Carlos Fuentes (Mexico) and Haruki Murakami (Japan) are also two favourite writers of mine. Both readings were fascinating and yet, how different their main characters.
Laura Diaz is the passionate woman who fascinated me in Carlos Fuentes’ book : “The Years with Laura Diaz”.
Mari is a shy and rather reserved young person around whom Haruki Murakami wrote an eerie novel, “After Dark”, a book you cannot put down easily. In fact I read it in a few hours, almost in the story real time.
Laura Diaz lives mostly in Mexico whereas Mari’s story is set in Tokyo.
“After Dark” is a story of encounters in the hours between midnight and 7 am on a particular night. “The Years with Laura Diaz” lead you all along the 20th century and the main events that marked that period.
Tetsuya Takahashi is Mari’s encounter during that night. The men in Laura Diaz’ life bring her to various places in Mexico, North America and Europe.

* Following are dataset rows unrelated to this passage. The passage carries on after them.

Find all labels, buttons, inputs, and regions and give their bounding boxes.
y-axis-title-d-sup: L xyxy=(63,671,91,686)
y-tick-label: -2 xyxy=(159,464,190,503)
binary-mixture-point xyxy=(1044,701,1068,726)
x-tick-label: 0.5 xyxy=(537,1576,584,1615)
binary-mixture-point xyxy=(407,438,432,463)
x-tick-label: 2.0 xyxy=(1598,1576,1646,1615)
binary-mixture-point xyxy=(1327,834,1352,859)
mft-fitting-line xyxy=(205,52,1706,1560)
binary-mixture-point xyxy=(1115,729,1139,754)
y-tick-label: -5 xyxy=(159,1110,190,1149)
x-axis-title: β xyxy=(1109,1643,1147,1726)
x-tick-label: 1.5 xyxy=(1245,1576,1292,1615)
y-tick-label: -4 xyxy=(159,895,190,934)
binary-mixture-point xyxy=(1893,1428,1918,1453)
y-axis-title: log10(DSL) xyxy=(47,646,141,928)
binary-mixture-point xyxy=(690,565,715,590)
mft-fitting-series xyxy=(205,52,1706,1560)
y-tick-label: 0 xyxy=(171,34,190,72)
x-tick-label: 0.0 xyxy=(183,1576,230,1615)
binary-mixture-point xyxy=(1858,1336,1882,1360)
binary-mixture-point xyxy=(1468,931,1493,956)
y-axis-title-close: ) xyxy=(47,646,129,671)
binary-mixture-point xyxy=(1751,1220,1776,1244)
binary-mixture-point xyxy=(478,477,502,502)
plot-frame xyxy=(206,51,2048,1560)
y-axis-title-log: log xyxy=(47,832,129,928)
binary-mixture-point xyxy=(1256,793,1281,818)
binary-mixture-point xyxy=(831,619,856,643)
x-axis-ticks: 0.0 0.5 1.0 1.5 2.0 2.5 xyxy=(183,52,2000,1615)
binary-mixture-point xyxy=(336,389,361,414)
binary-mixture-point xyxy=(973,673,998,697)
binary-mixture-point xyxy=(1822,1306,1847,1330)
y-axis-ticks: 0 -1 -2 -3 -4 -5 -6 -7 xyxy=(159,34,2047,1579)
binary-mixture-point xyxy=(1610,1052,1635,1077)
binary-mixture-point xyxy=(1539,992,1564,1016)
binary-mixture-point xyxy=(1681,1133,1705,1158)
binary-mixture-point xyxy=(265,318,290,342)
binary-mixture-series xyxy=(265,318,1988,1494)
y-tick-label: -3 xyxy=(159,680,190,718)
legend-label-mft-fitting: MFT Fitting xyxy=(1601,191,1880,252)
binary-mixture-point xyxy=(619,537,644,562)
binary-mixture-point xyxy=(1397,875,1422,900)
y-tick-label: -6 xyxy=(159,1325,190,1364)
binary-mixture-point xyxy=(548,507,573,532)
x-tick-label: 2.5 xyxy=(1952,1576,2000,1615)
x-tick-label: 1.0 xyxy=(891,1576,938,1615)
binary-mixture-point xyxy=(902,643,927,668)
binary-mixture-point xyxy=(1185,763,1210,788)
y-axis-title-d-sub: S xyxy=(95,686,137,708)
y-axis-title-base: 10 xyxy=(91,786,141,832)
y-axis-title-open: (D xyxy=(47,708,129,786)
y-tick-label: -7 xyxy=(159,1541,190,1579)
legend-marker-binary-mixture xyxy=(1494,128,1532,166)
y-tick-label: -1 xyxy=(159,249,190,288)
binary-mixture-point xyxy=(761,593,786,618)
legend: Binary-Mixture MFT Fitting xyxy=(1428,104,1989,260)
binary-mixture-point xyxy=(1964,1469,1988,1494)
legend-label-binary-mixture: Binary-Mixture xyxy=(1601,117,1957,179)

The writing style of these two books is very different too. In Carlos Fuentes’ novel it is flamboyant and very descriptive, South American writers excel in it. In “After Dark”, Haruki Murakami writes about reality or dreams with a more concise style and shorter sentences, always making you want to read further and see beyond the story itself.
Laura and Mari are women you get attached to until the last page. I almost regretted closing these two books, wishing that the story would go on and on. Imagining another end. Laura, Mari will stay with you for a good while should you decide to read those novels.
February 20, 2009
This wonderful spiritual guide, “A New Earth”, by Eckhart Tolle is a precious gift I received a few months ago. The kind of book you cannot ever part from. A book that may well change your way of looking at life, people, events. At yourself first of all. I take my time reading it because of the profound spiritual writing E. Tolle is sharing with us. I read it slowly because I like to underline some parts of the text for a second reading. Or more. Many passages are so meaningful to me that I like to write them down in my diary. Written thoughts leave a deeper imprint on my memory. Some lines are worth re-reading, each in its own time and place. Like the ones below about “Chaos and higher order” in the chapter “Finding who you truly are” :
A few excerpts from E. Tolle’s writings…”When we go into a forest that has not been interfered with by man, our thinking mind will see only disorder and chaos all around us… Only if we are still enough inside and the noise of thinking subsides can we become aware that there is a hidden harmony here, a sacredness, a higher order in which everything has its perfect place and could not be other than what it is and the way it is”.“…In the forest, there is an incomprehensible order that to the mind looks like chaos. It is beyond the mental categories of good and bad. You cannot understand it through thought, but you can sense it when you let go of thought, become still and alert, and don’t try to understand or explain. Only then can you be aware of the sacredness of the forest… You realize you are not separate from it, and you become a conscious participant in it. In this way, nature can help you become realigned with the wholeness of life”.
These quotes from E. Tolle’s “A New Earth” take their full meaning as I walk through the woods, almost daily. Without realizing it concretely, the forest no matter where I walked through it, always appeared harmonious and beautiful in its own “disorder”, its natural state. Better than in any park or botanical garden (although I enjoy them a lot too) I found myself “aligned” with life, as Tolle writes. A deeply beautiful feeling.